Serve warm with salsa, guacamole, or a side of sour cream.
Leftovers can be stored in an airtight container in the fridge for up to 3 days.
Reheat in an oven at 350°F (175°C) for about 10 minutes to maintain crispiness.
To freeze, arrange unbaked empanadas on a baking sheet and freeze until solid. Store them in a freezer-safe bag for up to 3 months. Bake straight from frozen, adding a few extra minutes to the cooking time.
Variations:
Spicy Kick: Add diced jalapeños or a pinch of cayenne pepper for some heat.
Cheesy Empanadas: Mix in shredded cheese (cheddar, Monterey Jack, or queso fresco) to the filling.
Different Protein: Swap the chicken for ground beef, turkey, or even a vegetarian option like black beans and sweet potatoes.
FAQ:
Can I fry these empanadas instead of baking?

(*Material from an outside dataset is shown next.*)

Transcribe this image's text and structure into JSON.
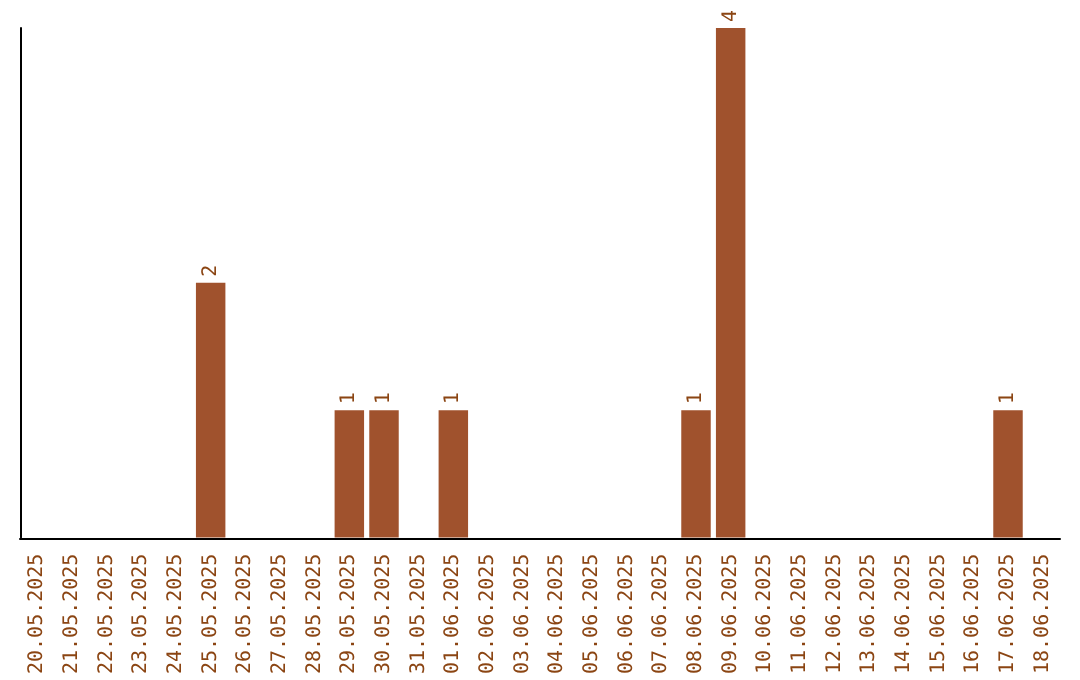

Yes! Heat oil in a deep skillet to 350°F (175°C) and fry the empanadas for 3-4 minutes per side until golden brown. Drain on paper towels before serving.
Can I use store-bought empanada dough?
Absolutely! Pre-made dough works well if you’re short on time.
What dips pair well with empanadas?
These empanadas taste great with chimichurri sauce, avocado crema, or a simple salsa.